Im Norden von Kalifornien, in Cupertino, führt er Apple Computer. Auf der anderen Seite der Bay von San Francisco, in Emeryville, leitet er Pixar. Im Süden, in Hollywood, hat der charismatische Selfmade-Man Musik- und Filmproduzenten überzeugt, ihm Inhalte anzuvertrauen. Eigenhändig belebte er im vergangenen Jahr die dümpelnde Musikindustrie – mit dem Musikplayer iPod und dem iTunes Music Store, der ersten Internetplattform, von der aus legal Songs heruntergeladen werden können. Apple kontrolliert 70 Prozent des Musikgeschäftes im Internet.

100 Millionen Songs gedenkt Jobs im ersten Jahr nach der Einführung von iTunes zu verkaufen. Zwar kommentiert Apple künftige Produkte nicht. Es wird aber erwartet, dass Jobs bei der Vertreibung von Filmen übers Internet – oder über die Kabel von Comcast – ebenfalls eine zentrale Rolle spielen wird. Mit Pixar ist er bestens dafür positioniert.

Steve Jobs will nichts weniger als «die Welt verändern»

Pixar kaufte Jobs relativ günstig 1986, nachdem er bei Apple rausgeflogen war. Es war ein obskures Trickfilmstudio, das George Lucas gehörte. Der «Star Wars»-Regisseur brauchte dringend Geld, um Scheidungskosten zu begleichen. 1995 kam der erfolgreiche Trickfilm «Toy Story» in die Kinos. Im selben Jahr führte Jobs Pixar an die Börse, was ihn zum Milliardär machte.

Der Pixar-Kauf unterstreicht Jobs’ visionäre Kraft. Technologisch steckten Computeranimationen damals noch in den Kinderschuhen. Wer Trickfilme fertigte, zeichnete von Hand. Heute sind Computer Standard, Disneys traditionelle Trickfilmabteilung darbt. «Jobs ist einer der wenigen amerikanischen Geschäftsleute, die tatsächlich über eine grossartige Vision verfügen», sagt Alan Deutschman, der Verfasser seiner Biografie («Das unglaubliche Comeback des Steve Jobs»).

Früh habe er begriffen, dass die Verschmelzung von Technologie und Inhalten dann Sinn macht, wenn die Technologie ausgereift ist. Der Zeitpunkt scheint gekommen. Internet und drahtlose Übertragungstechniken liefern Bits and Bytes überallhin, schnell und zuverlässig. Wir hören Musik in digitaler Form, schauen uns digitale Filme und digitale Fotos an.

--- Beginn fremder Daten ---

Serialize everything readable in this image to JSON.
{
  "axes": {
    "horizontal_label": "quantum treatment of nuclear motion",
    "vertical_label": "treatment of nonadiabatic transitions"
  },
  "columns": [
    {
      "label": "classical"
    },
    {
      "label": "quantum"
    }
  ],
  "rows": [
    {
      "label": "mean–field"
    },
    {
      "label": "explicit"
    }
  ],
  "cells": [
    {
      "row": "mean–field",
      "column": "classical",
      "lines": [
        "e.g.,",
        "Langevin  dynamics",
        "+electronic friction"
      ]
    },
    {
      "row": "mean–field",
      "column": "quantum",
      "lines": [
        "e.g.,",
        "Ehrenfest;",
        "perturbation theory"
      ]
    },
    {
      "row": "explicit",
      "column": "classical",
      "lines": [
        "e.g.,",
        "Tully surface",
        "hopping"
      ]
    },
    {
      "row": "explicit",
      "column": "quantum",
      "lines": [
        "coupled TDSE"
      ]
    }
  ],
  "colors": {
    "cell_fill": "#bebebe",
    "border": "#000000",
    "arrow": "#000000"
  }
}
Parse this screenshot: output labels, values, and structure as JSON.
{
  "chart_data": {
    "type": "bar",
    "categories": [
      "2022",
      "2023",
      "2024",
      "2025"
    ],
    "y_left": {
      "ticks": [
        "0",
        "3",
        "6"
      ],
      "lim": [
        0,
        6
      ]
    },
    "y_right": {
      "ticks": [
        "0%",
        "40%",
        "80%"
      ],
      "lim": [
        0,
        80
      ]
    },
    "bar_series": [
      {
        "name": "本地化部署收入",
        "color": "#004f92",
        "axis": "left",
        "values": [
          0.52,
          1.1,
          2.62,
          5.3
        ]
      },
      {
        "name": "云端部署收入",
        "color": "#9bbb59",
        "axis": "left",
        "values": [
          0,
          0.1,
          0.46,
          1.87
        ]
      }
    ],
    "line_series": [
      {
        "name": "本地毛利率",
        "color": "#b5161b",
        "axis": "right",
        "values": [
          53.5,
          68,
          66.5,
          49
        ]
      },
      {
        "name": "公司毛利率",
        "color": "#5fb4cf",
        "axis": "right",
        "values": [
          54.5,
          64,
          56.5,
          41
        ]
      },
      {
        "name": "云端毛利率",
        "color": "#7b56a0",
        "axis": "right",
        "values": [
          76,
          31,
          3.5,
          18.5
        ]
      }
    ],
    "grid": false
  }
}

Der Pixar-Erfolg öffnete ihm bei Apple wieder die Türen, 1997 trat er den Posten des Konzernchefs an. Indem er die marode Computerfirma zu einem Konzern für Unterhaltungselektronik umbaute, bewahrte er sie vor dem Niedergang. Heute schreibt Apple schwarze Zahlen. «Apple ist der führende Erfinder» in der Computerbranche, so ein Analyse-Bericht der UBS. Die Firma verfüge über 4,6 Milliarden Dollar Reserven, womit sich weitere Entwicklungen finanzieren liessen.

Dies ist das Resultat von organischem Wachstum und nicht von Fusionen. Apple und Pixar führen im Kleinen vor, was die jetzt angestrebte Fusion der Kabelfirma Comcast und Disney erzielen soll. Deshalb gilt Jobs als Nachfolger von Disney-Chef Michael Eisner. Allerdings soll auch Sony an ihm interessiert sein. Als «ambitioniertester Unternehmer der Welt» hat ihn unlängst «Fortune» bezeichnet. Einer, der sich ein Ziel setzt – und geduldig darauf hinarbeitet. Zwölf Jahre dauerte es, bis Pixar Erfolg hatte. Ebenso lang blieb er Apple fern – und kam glorioser denn je zurück. Sein Ziel erklärte er einst John Sculley, dem Ex-Konzernchef von Apple: «Ich will die Welt verändern.»